Florida’s first goal is the revolt on real estate
Florida is a cultural mosaic. The Panhandle seems to have more in common with neighbouring states, Alabama and Georgia that Fort Lauderdale and Miami in the southern part of the state. The house canyons off the coast of the world are far from the sugar cane plantations and inside orange.
But how the state is preparing for its main presidential elections Tuesday, there seems to be a problem to sew together the disparate parts: Real-Estate-crisis.
The Florida has felt the impact of problems of national mortgage and housing slowdown acute as in every state in the country. Rampant construction came to the stalemate, the house collapsed, turnover and job losses in the housing sector, related industries have officially broken out. At the same time, residents have seen an increase in land prices and taxes, after the devastating hurricanes in the years 2004 and 2005, an increase in insurance rates.
In interviews with about two dozen people in this fast-growing Central Florida City, almost all said that slumping property values and higher taxes and cost of insurance was the top of their concerns.
“After the cyclone was the whole sky was high - property taxes, insurance,” said Muhammad Yusaf, 53, a native of Guyana, withdrew his family in Saint-Cloud the Bronx, NY, in 1995 and now owns a small bands Mall here and a motel in Kissimmee. Yusaf said the tax and insurance in his hotel were approximately $ 24000 a year, more than twice as high as prices in 2004.
Candidates of both parties have talked more and more on the need for the economic incentive to avoid a recession, and some of them proposed plans for reducing the plethora of foreclosures.
The former New York mayor Rudy Giuliani, committed, the future of its results of the campaign in Florida, tried to differentiate itself from other Republican candidates by promoting his support for a national catastrophe fund would contribute to this that the lower costs of the hurricane - Insurance.
Apart from the fact that the Fund, but there was no indication of Florida during the real estate crisis of the two-hour Republican debate Thursday in Boca Raton.
(Christian Democrats are also the vote Tuesday, but the main candidates for the Party of the appointment had not fought in Florida. And the National Party gestrippt the status of the Assembly of Delegates, as punishment to maintain its main ago on February 5)
For many Floridians, real estate, vault, the duration vis-à-vis other crops such as public security, immigration and public health. Last year, in response to the growing anger on the costs of owning a home, the Florida legislative approval of a tax reduction plan as a basis of a proposal to amend the Constitution. The amendment appears on the ballot Tuesday.
The measure, declaration of love to you, Charlie Crist, a Republican, simply, taxation, although the reductions for most homeowners. Florida does not have an income tax, and local governments have been lobbying against the amendment, they say that devastate their homes.
Florida’s property, taking into account the problems sharpness emphasis here in St. Cloud and along the Interstate 4 corridor that runs from Tampa on the Gulf Coast on this page in the centre of Orlando, Daytona Beach on the Atlantic coast.
The region has traditionally been a strong concentration of undecided voters, so as Florida in the key swing region for the elections.

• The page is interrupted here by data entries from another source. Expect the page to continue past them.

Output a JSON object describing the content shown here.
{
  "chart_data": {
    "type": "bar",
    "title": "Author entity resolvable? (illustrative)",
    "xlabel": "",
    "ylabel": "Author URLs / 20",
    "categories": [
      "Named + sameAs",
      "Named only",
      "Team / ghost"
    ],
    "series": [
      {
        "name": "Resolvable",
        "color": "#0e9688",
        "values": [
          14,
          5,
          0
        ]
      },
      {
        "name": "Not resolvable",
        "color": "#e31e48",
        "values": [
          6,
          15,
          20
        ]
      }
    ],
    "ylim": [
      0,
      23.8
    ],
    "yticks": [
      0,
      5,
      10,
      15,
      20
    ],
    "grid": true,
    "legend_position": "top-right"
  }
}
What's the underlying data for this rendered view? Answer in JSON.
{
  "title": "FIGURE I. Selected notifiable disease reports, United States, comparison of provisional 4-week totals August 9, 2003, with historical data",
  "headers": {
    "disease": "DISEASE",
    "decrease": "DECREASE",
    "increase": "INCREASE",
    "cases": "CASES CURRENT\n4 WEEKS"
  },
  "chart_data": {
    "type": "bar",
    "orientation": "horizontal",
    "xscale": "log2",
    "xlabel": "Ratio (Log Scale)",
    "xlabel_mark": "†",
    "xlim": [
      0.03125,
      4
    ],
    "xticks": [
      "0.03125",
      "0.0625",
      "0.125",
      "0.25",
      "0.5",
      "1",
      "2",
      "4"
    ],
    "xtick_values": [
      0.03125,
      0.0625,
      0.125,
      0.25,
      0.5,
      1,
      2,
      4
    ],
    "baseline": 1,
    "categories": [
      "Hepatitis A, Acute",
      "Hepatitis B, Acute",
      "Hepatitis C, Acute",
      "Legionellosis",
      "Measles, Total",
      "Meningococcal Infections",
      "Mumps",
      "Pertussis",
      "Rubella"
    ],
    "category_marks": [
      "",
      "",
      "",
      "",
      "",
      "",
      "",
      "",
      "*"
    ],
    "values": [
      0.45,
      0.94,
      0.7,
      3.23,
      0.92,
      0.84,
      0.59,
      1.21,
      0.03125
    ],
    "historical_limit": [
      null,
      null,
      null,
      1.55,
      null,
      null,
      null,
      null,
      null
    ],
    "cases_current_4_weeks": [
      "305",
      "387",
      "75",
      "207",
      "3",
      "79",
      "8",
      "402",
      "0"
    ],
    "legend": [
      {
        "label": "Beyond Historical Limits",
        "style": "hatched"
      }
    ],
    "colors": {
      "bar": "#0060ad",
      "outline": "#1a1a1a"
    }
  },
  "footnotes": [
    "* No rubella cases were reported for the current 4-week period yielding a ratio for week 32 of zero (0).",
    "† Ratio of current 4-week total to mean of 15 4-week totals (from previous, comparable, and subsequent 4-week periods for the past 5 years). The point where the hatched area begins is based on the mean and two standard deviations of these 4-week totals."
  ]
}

In fact, most voters interviewed at Saint-Cloud said they were candidates, taking into account the two parties.
“I am a registered Republican,” said Richard McConahay, 63, former owner of a feed stored here. “But when it comes to the final minutes in the cabin, which plays no role.”
McConahay said he tends to Senator John McCain, R-Ariz. “I think it is quite frankly, quite honestly,” he said.
Regarding the main contenders for the Democratic nomination, Sens Hillary Rodham Clinton in New York and Illinois Barack Obama, “I am simply not possible for a good feeling Hillary,” said McConahay. “Je ne sais not Obama. ”
Yusaf, motel owners, said he was a registered Democrat and the proposed vote by party, but he tried to choose between Clinton and Obama. Although the crisis of real estate was the beginning of its concerns, it was the evaluation of candidates on other issues, including health care.